Лия легла — Иди ко мне!
Я лёг рядом.
Она, оперевшись на руку, смотрела на меня.
— Если лежать на женщине, в этой позе — и потянула на себя — Войди!
Я засунул, и не сдержавшись, совершал фрикции!
Лия гладила мои плечи. Потом её пальчики стиснули мои ягодицы, и надавливая, и направляя, она сказала — Двигай попой! Не телом! Попой!
Двигать жопой, труднее, и, с непривычки, устаёшь быстрее.
— Довольно! Встань!
Я встал.
— Ламбада! Танцевал?
— Нет.
— Но видел?
— Угу.
— Попробуй воспроизвести движение.
Лия встала, и двинула попой снизу-вверх, и чуть вперёд — Вот так!

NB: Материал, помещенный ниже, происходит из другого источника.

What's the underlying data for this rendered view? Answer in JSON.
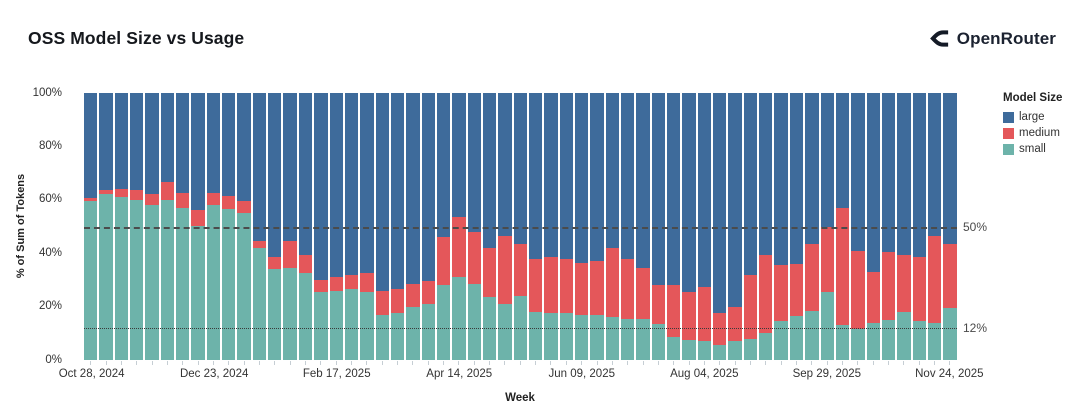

И она повторила движение, ещё трижды.
Эти волнообразные движения, её стройного тела, я вижу, как будто наяву.
С пятой, или шестой попытки у меня получилось.
— Да!
Пока я пытался воспроизвести, член опал и болтался.
Лия легла.
— Давай! Двигайся!
И смотрела, как смотрит учительница, на нерадивого ученика.
Даже не улыбнулась.
Через две минуты я сбился, и стал двигаться, подгибая колени и выпрямляя.
Лия улыбнулась.
— Нет. На мне, ты не сможешь так. Остановись! Отдохни. Теперь, ещё раз!
Я двигался.
Она смотрела. С улыбкой. И ласкала клитор.
— Иди ко мне! Это была теория. Теперь, практика. На мне!
Я старался.
Она терпеливо держала меня за жопу, направляя, и минуты через три — Оох!... Ещё так!... Оох!... Ещёо!... Стас!... Оох!
Я тыкал, и тыкал.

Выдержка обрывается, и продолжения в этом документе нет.